The Chinese government and the Chinese minister of education oversee Confucius Institutes and Confucius Classrooms in the United States. Confucius Institutes are usually at institutions of higher learning, while Confucius Classrooms are in local school districts.
The local districts must pay modest, one-time costs for visas and miscellaneous expenses for instructors, about $1,000. The instructors are paid by the Chinese government; local districts must apply to become Confucius Classrooms.
The Maine Confucius Institute is housed at the University of Southern Maine. Portland Public Schools and the Oxford Hills school district (School Administrative District 17) both have Confucius Classrooms teaching Mandarin and Chinese culture.

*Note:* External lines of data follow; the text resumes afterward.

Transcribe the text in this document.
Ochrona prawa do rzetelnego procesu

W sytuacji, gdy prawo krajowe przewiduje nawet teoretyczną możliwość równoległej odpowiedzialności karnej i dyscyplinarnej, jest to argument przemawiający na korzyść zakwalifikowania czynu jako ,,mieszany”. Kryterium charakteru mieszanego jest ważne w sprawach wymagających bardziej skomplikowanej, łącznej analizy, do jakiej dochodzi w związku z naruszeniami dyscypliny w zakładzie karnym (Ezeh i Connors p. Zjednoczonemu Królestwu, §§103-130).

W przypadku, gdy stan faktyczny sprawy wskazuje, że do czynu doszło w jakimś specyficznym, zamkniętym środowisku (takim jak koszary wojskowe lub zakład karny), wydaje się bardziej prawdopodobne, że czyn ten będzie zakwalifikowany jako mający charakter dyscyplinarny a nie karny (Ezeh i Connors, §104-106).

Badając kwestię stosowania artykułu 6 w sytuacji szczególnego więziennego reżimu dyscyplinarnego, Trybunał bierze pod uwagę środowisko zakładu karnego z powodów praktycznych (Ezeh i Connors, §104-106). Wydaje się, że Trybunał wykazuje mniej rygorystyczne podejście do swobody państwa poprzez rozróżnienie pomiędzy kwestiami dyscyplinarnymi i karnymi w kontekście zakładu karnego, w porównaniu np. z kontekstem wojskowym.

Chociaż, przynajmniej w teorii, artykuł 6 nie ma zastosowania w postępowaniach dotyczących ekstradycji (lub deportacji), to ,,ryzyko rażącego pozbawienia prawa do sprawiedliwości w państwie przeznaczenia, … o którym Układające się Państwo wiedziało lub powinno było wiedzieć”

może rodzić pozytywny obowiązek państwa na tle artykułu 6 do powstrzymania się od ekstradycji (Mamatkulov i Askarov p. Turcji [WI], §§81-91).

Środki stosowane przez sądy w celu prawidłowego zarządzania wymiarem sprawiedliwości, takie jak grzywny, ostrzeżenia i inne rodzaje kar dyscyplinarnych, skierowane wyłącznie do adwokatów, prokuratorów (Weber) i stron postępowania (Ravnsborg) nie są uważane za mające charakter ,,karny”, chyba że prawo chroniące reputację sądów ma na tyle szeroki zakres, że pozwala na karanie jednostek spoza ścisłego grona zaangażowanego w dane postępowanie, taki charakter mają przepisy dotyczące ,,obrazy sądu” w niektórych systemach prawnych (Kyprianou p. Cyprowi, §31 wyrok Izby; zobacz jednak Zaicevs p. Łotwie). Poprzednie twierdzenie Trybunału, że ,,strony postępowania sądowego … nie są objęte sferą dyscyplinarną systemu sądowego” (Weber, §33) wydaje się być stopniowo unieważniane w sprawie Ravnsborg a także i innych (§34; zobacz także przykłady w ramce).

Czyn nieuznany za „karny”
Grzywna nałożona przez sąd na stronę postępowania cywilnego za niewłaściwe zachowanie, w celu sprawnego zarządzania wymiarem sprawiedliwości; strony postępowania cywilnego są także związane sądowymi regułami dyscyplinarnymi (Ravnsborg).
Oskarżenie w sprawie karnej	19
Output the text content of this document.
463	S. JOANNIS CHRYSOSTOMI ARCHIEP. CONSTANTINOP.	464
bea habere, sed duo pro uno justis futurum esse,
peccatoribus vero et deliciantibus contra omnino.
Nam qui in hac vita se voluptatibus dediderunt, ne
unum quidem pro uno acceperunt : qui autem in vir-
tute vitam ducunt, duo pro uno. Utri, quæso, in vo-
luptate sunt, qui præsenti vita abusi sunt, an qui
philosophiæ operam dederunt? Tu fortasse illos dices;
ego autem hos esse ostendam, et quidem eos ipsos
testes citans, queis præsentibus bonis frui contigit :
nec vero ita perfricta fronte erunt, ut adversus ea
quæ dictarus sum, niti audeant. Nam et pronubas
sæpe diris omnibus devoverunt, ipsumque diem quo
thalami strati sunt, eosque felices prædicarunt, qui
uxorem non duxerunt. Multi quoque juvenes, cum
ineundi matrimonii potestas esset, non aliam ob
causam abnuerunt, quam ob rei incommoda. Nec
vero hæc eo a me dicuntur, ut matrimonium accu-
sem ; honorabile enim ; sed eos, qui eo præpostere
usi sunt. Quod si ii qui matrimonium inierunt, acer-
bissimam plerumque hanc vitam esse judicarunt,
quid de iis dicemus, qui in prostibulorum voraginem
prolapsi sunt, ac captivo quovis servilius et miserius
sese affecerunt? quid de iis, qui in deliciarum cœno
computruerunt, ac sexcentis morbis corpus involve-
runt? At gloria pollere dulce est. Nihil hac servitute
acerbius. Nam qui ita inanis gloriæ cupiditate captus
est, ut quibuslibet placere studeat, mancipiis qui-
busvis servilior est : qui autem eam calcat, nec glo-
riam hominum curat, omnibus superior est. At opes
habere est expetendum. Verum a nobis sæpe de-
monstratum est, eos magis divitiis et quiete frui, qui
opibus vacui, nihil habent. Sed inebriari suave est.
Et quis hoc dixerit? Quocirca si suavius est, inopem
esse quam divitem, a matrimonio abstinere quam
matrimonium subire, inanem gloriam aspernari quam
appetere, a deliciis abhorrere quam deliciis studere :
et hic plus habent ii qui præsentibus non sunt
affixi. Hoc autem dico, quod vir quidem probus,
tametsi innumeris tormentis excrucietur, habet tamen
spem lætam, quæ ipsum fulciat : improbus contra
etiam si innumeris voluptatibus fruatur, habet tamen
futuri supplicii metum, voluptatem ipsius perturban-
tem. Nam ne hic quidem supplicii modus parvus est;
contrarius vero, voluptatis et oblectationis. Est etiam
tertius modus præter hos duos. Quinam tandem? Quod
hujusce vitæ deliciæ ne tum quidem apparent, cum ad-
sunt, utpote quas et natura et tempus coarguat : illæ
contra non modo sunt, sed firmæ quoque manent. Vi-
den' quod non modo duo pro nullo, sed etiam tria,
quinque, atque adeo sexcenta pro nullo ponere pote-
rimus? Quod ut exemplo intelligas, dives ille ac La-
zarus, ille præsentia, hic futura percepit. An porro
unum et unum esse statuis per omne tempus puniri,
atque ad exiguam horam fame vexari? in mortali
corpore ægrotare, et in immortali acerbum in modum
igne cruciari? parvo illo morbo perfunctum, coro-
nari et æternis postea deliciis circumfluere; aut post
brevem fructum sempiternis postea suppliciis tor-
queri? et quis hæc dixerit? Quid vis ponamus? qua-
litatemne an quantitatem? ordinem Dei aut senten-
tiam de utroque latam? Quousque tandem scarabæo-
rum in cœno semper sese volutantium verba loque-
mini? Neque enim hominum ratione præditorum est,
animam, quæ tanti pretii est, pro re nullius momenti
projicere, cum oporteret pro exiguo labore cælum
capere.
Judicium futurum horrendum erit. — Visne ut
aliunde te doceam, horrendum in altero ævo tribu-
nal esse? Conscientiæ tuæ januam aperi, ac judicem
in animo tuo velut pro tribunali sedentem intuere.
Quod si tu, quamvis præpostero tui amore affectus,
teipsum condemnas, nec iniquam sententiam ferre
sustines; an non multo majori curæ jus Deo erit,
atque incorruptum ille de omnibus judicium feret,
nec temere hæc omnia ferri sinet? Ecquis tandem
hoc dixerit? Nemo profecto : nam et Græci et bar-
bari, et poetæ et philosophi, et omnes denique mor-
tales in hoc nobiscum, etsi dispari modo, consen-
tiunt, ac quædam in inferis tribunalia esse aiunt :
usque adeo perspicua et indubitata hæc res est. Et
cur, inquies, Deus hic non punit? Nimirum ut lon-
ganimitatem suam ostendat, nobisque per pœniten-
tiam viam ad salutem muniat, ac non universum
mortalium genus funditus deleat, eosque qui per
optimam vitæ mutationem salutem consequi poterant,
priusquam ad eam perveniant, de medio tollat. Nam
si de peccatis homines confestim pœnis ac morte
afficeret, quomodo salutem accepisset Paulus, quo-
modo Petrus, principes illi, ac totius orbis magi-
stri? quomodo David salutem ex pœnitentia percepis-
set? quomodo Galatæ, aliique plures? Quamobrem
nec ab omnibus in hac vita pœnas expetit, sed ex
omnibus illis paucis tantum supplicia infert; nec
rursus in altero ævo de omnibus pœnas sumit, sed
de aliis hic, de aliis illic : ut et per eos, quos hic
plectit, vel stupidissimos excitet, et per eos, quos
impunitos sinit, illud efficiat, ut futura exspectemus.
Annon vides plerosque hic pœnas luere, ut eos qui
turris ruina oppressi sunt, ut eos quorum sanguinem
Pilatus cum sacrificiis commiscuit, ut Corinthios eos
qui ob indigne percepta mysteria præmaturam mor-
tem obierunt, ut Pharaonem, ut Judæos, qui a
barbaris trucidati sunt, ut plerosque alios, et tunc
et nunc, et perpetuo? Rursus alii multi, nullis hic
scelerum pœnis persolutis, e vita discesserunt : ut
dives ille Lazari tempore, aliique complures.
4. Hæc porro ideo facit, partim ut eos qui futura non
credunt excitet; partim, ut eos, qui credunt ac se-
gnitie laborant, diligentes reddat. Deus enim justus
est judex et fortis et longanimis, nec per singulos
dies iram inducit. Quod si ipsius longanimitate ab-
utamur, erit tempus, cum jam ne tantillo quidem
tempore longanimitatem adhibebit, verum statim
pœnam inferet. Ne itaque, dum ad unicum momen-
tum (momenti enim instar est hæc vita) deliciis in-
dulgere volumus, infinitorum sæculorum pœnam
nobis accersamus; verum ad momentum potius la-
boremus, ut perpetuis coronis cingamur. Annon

Some parents have made impassioned pleas for Chinese to be taught in Scarborough schools. The Board of Education chairwoman, Donna Beeley, told me that Scarborough looked into the Confucius Institute program last year, but chose not to pursue it.
The district couldn’t meet the December deadline, and there was already a teacher on the payroll who was certified by the Confucius Institute to teach Mandarin. That teacher is not teaching Mandarin because he is teaching something else.
So instead of focusing on a timely application to a program that is essentially free – costing about $1,000 – the board continually submits a budget to the public asking to hire a full-time teacher at considerably more than $1,000. We have a teacher on the payroll who could teach Mandarin, but we are using him for something else. The impassioned parental pleas go unanswered. The school budget goes up.
Is it any wonder why people have such little faith that government and governing bodies like the Board of Education are looking out for our best interests?